Este texto está sendo digitado no teclado de um computador conectado à internet. Esta entrevista foi enviada por e-mail e respondida por e-mail. Se você está lendo-o, é porque também está na web. E o novo disco da Filarmônica de Pasárgada, “Algorritmos”, que trata justamente da relação humana com a internet, sai amanhã em todas as plataformas… digitais. ”A nossa vida cotidiana está sempre mediada pela internet, né?”, observa Marcelo Segreto, principal compositor do grupo – das 24 faixas do álbum, 18 são deles. Há parcerias com Tom Zé, Tim Bernardes e Fernando Henna, dentre outros. A produção é de Ale Siqueira. O show de lançamento é nesta sexta-feira (02/09), no Auditório Ibirapuera – saiba mais sobre o show.
Foi da constatação da onipresença do “mundo paralelo da internet” no nosso dia a dia que Segreto enxergou a possibilidade de que o terceiro disco do grupo – formado em 2008 por ex-alunos da ECA-USP – explorasse essa temática.

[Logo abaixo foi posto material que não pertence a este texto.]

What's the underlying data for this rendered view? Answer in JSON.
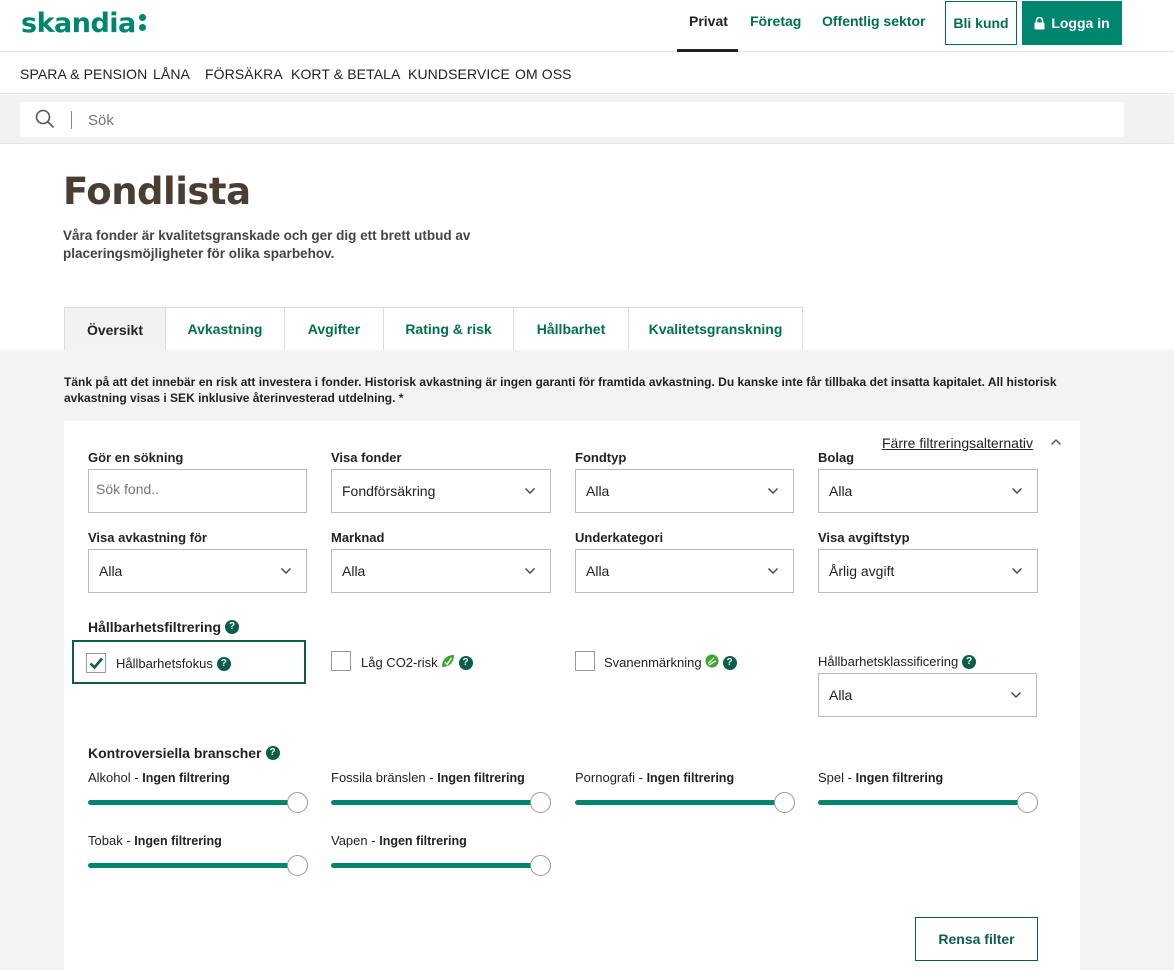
{
  "brand": {
    "logo": "skandia",
    "accent": "#00856f",
    "dark_green": "#0b5f4a"
  },
  "topnav": {
    "privat": "Privat",
    "foretag": "Företag",
    "offentlig": "Offentlig sektor",
    "bli_kund": "Bli kund",
    "logga_in": "Logga in"
  },
  "mainnav": [
    "SPARA & PENSION",
    "LÅNA",
    "FÖRSÄKRA",
    "KORT & BETALA",
    "KUNDSERVICE",
    "OM OSS"
  ],
  "search": {
    "placeholder": "Sök"
  },
  "page": {
    "title": "Fondlista",
    "intro": "Våra fonder är kvalitetsgranskade och ger dig ett brett utbud av placeringsmöjligheter för olika sparbehov."
  },
  "tabs": [
    "Översikt",
    "Avkastning",
    "Avgifter",
    "Rating & risk",
    "Hållbarhet",
    "Kvalitetsgranskning"
  ],
  "disclaimer": "Tänk på att det innebär en risk att investera i fonder. Historisk avkastning är ingen garanti för framtida avkastning. Du kanske inte får tillbaka det insatta kapitalet. All historisk avkastning visas i SEK inklusive återinvesterad utdelning. *",
  "filters": {
    "fewer_label": "Färre filtreringsalternativ",
    "search_label": "Gör en sökning",
    "search_placeholder": "Sök fond..",
    "visa_fonder": {
      "label": "Visa fonder",
      "value": "Fondförsäkring"
    },
    "fondtyp": {
      "label": "Fondtyp",
      "value": "Alla"
    },
    "bolag": {
      "label": "Bolag",
      "value": "Alla"
    },
    "visa_avkastning": {
      "label": "Visa avkastning för",
      "value": "Alla"
    },
    "marknad": {
      "label": "Marknad",
      "value": "Alla"
    },
    "underkategori": {
      "label": "Underkategori",
      "value": "Alla"
    },
    "avgiftstyp": {
      "label": "Visa avgiftstyp",
      "value": "Årlig avgift"
    },
    "sustainability_label": "Hållbarhetsfiltrering",
    "hallbarhetsfokus": {
      "label": "Hållbarhetsfokus",
      "checked": true
    },
    "lag_co2": {
      "label": "Låg CO2-risk",
      "checked": false
    },
    "svanen": {
      "label": "Svanenmärkning",
      "checked": false
    },
    "klassificering": {
      "label": "Hållbarhetsklassificering",
      "value": "Alla"
    },
    "controversial_label": "Kontroversiella branscher",
    "sliders": [
      {
        "name": "Alkohol",
        "status": "Ingen filtrering",
        "level": 1.0
      },
      {
        "name": "Fossila bränslen",
        "status": "Ingen filtrering",
        "level": 1.0
      },
      {
        "name": "Pornografi",
        "status": "Ingen filtrering",
        "level": 1.0
      },
      {
        "name": "Spel",
        "status": "Ingen filtrering",
        "level": 1.0
      },
      {
        "name": "Tobak",
        "status": "Ingen filtrering",
        "level": 1.0
      },
      {
        "name": "Vapen",
        "status": "Ingen filtrering",
        "level": 1.0
      }
    ],
    "clear_label": "Rensa filter",
    "help_glyph": "?",
    "dash": "-"
  }
}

Os títulos das faixas entregam os caminhos percorridos, como, por exemplo, em “144 caracteres”, “Você quis dizer: Filarmônica de Pasárgada” e “7 Comentários”, esta com a participação de diversos artistas, como Guilherme Arantes, Tatá Aeroplano e Cacá Machado.
Com exclusividade para o Azoofa, Segreto explica como foi o processo de pesquisa para o disco, fala de José Miguel Wisnik e da influência acadêmica sob a produção da banda. “Acho que a universidade pode ajudar bastante no sentido de ajudar as pessoas a se abrirem para o mundo de um jeito transformador e bacana”.
AZOOFA: Segreto, o disco tem uma temática – a internet – e você destrincha quase todos os aspectos inerentes à vida na rede. Como te veio a ideia de compor quase uma “ópera” sobre o mundo digital?
Marcelo Segreto: Acho que a ideia veio dessa força que a internet tem. A nossa vida cotidiana está sempre mediada por ela, né? A vida pessoal, a vida profissional, tudo passa pela internet. Achei então que daria pano pra manga. Como a internet é muito presente e complexa, foram surgindo, meio que naturalmente, muitas ideias de canções.
Imagino que você tenha feito pesquisas para chegar nos tipos, comportamentos e situações que aparecem ao longo do disco. Como foi esse processo?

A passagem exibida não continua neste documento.